Her eyes blazed murderously, a savage dusky crimson dyed the small white face that had looked at him with such pitiful entreaty. She did not tower, she contracted—she crouched like a savage little cat ready to spring and rend him; her muscles grew visibly tense under her transparent skin. He could hear the sharp hiss of her intaken breath, and see her lips writhe in the struggle to control utterance that seemed on the point of breaking from them. When she spoke, it was in a low clear whisper, more piercing, it seemed to her unlucky auditor, than any shriek.

"Sir, when you say to me that even a Frenchman might find despicable the deed an Englishman would shrink from as a stain upon his honor,—you insult my country of France, and my brave father; and the noble gentleman who will be my husband soon! ... It is fortunate for you that M. Charles is not here, see you well? Brave as a lion, he is a master of the sword. But enough!—I was mistaken and I have been justly humiliated.... Permit that I wish you a very good afternoon!"

She curtsied to the miserable P. C. Breagh with crushing ceremony, turned, and had swept from the room before he could even reach the door. It shut in his face with a deliberate gentleness that was more final than a slam would have been....

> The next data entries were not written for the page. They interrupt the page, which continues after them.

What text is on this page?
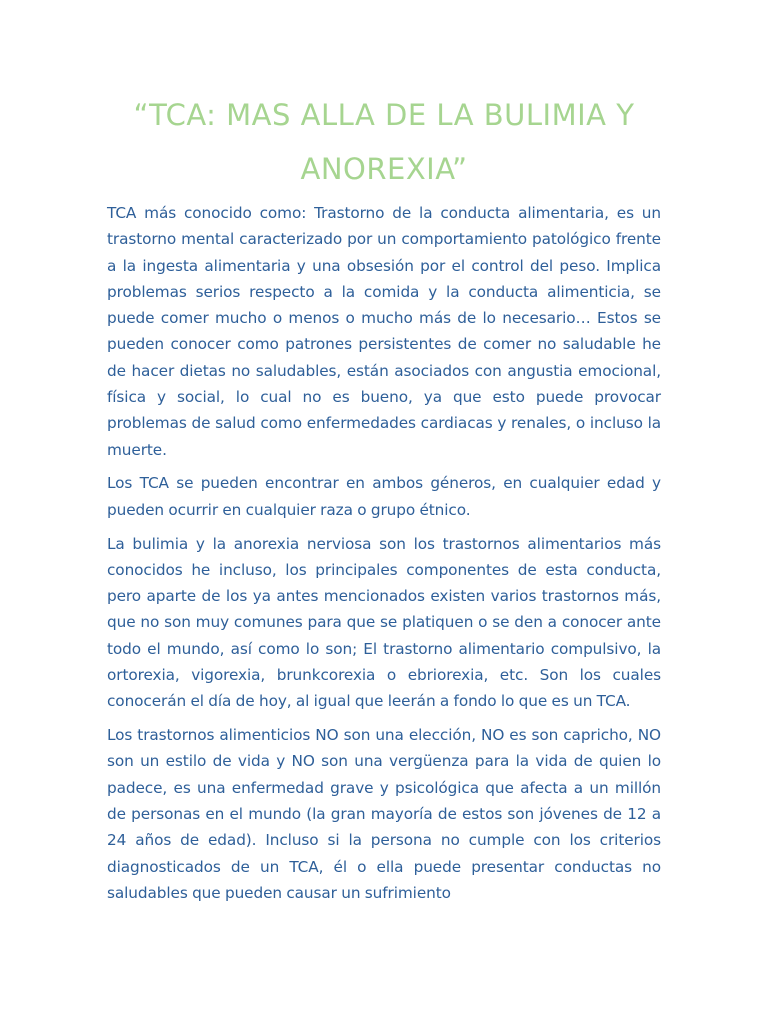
“TCA: MAS ALLA DE LA BULIMIA Y ANOREXIA”

TCA más conocido como: Trastorno de la conducta alimentaria, es un trastorno mental caracterizado por un comportamiento patológico frente a la ingesta alimentaria y una obsesión por el control del peso. Implica problemas serios respecto a la comida y la conducta alimenticia, se puede comer mucho o menos o mucho más de lo necesario… Estos se pueden conocer como patrones persistentes de comer no saludable he de hacer dietas no saludables, están asociados con angustia emocional, física y social, lo cual no es bueno, ya que esto puede provocar problemas de salud como enfermedades cardiacas y renales, o incluso la muerte.

Los TCA se pueden encontrar en ambos géneros, en cualquier edad y pueden ocurrir en cualquier raza o grupo étnico.

La bulimia y la anorexia nerviosa son los trastornos alimentarios más conocidos he incluso, los principales componentes de esta conducta, pero aparte de los ya antes mencionados existen varios trastornos más, que no son muy comunes para que se platiquen o se den a conocer ante todo el mundo, así como lo son; El trastorno alimentario compulsivo, la ortorexia, vigorexia, brunkcorexia o ebriorexia, etc. Son los cuales conocerán el día de hoy, al igual que leerán a fondo lo que es un TCA.

Los trastornos alimenticios NO son una elección, NO es son capricho, NO son un estilo de vida y NO son una vergüenza para la vida de quien lo padece, es una enfermedad grave y psicológica que afecta a un millón de personas en el mundo (la gran mayoría de estos son jóvenes de 12 a 24 años de edad). Incluso si la persona no cumple con los criterios diagnosticados de un TCA, él o ella puede presentar conductas no saludables que pueden causar un sufrimiento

"I've done it, by golly!" said P. C. Breagh.

Just after this lofty, dignified fashion had Britomart-Krimhilde-Brünhilde-Isolde quitted the scene of many an imaginary interview. That a being so small and frail should assume the airs of these heroines tickled even while it angered him. A moment more he glowered and fumed, cursing the Fate that had dealt him another set-back, and then ... the tinkle of crockery heralded the return of Monica with Sister Boniface and a tray, satisfactorily laden with a stout brown teapot, bread and butter, home-made preserves, and a dish of somewhat solid ham-sandwiches, the welcome sight of which drove away the dark blue devils and restored his cheeriness again. He could go a long time on one full meal, he told himself, as he perpetrated a surprising onslaught on the eatables and thirstily swallowed cup after cup of convent tea.

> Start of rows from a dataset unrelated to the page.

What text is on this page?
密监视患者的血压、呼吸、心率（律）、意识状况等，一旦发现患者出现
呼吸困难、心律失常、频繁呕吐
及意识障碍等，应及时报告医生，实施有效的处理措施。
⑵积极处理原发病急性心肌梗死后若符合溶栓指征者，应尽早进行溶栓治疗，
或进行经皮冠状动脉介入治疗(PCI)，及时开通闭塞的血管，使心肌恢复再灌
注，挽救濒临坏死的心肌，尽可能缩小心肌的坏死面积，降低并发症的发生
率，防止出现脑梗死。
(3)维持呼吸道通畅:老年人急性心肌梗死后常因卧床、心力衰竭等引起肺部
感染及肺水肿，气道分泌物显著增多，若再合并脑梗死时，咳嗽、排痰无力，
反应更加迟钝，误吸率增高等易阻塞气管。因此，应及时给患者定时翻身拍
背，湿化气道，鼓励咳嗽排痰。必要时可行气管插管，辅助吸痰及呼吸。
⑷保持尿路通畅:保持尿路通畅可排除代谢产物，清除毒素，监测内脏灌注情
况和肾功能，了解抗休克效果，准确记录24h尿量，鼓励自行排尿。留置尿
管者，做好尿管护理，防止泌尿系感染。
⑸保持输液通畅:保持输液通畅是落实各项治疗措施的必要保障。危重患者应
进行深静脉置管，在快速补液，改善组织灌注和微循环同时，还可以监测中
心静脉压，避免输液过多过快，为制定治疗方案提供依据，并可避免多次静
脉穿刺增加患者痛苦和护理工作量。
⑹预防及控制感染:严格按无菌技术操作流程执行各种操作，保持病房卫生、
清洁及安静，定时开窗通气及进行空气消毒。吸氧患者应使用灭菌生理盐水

Replete at length, he leaned back in his chair, conscious—so overwhelming was the sensation of fullness after his protracted fast—of feeling like a boa-constrictor who had swallowed his blanket. He longed to sleep, the continual battle with recurrent yawns was becoming painful; and yet you are mistaken if you suppose that this young man did not love his gentle step-sister, and was not glad at heart to be once more in Monica's company. But Brother Ass, the body, ridden fast and far by the turbulent spirit and the eager mind, belabored by the cudgel of Fate until his solid ribs were cracking within his shaggy hide, wanted repose more than social converse. Carolan's eyelids were closing under the stream of Monica's eager talk. His head was nodding—his mouth had fallen ajar—a faint snore was on the point of issuing from the organ immediately above it—when he started as broad awake as though a wasp had stung him.... Monica was speaking of Juliette....

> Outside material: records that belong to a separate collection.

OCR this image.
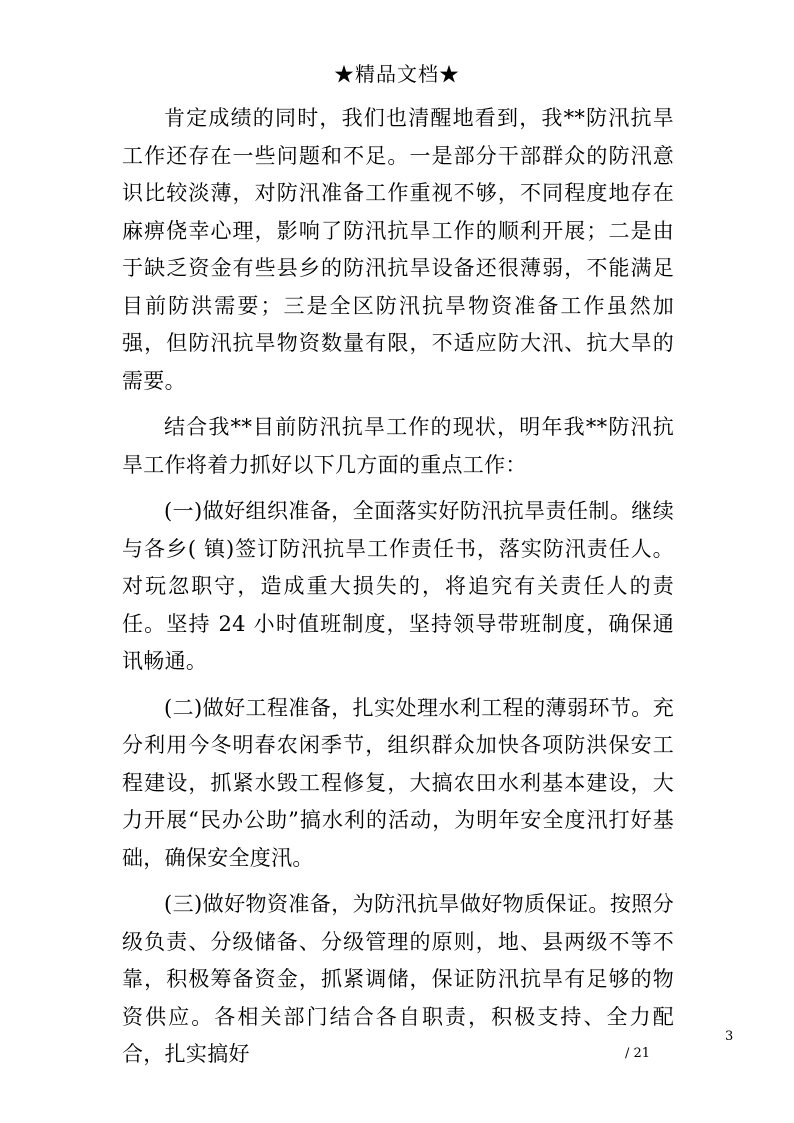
★精品文档★

肯定成绩的同时，我们也清醒地看到，我**防汛抗旱工作还存在一些问题和不足。一是部分干部群众的防汛意识比较淡薄，对防汛准备工作重视不够，不同程度地存在麻痹侥幸心理，影响了防汛抗旱工作的顺利开展；二是由于缺乏资金有些县乡的防汛抗旱设备还很薄弱，不能满足目前防洪需要；三是全区防汛抗旱物资准备工作虽然加强，但防汛抗旱物资数量有限，不适应防大汛、抗大旱的需要。

结合我**目前防汛抗旱工作的现状，明年我**防汛抗旱工作将着力抓好以下几方面的重点工作：

(一)做好组织准备，全面落实好防汛抗旱责任制。继续与各乡( 镇)签订防汛抗旱工作责任书，落实防汛责任人。对玩忽职守，造成重大损失的，将追究有关责任人的责任。坚持 24 小时值班制度，坚持领导带班制度，确保通讯畅通。

(二)做好工程准备，扎实处理水利工程的薄弱环节。充分利用今冬明春农闲季节，组织群众加快各项防洪保安工程建设，抓紧水毁工程修复，大搞农田水利基本建设，大力开展“民办公助”搞水利的活动，为明年安全度汛打好基础，确保安全度汛。

(三)做好物资准备，为防汛抗旱做好物质保证。按照分级负责、分级储备、分级管理的原则，地、县两级不等不靠，积极筹备资金，抓紧调储，保证防汛抗旱有足够的物资供应。各相关部门结合各自职责，积极支持、全力配合，扎实搞好

3
/ 21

"I am so glad that you have met her!—yet sorry, too, because she is leaving us so soon now. Is she not sweet?—with those grave airs, and those angelic eyes under determined eyebrows, and that shy wild smile..." thus Monica prattled on. To stop her—or to prevent himself from giving her his candid opinion of her lauded idol, he inquired whether she did not find him handsome, and had her reply:

"Not a bit! rather ugly than otherwise; but I love your face, and always shall, Caro! Why, you have a mustache already!" she cried.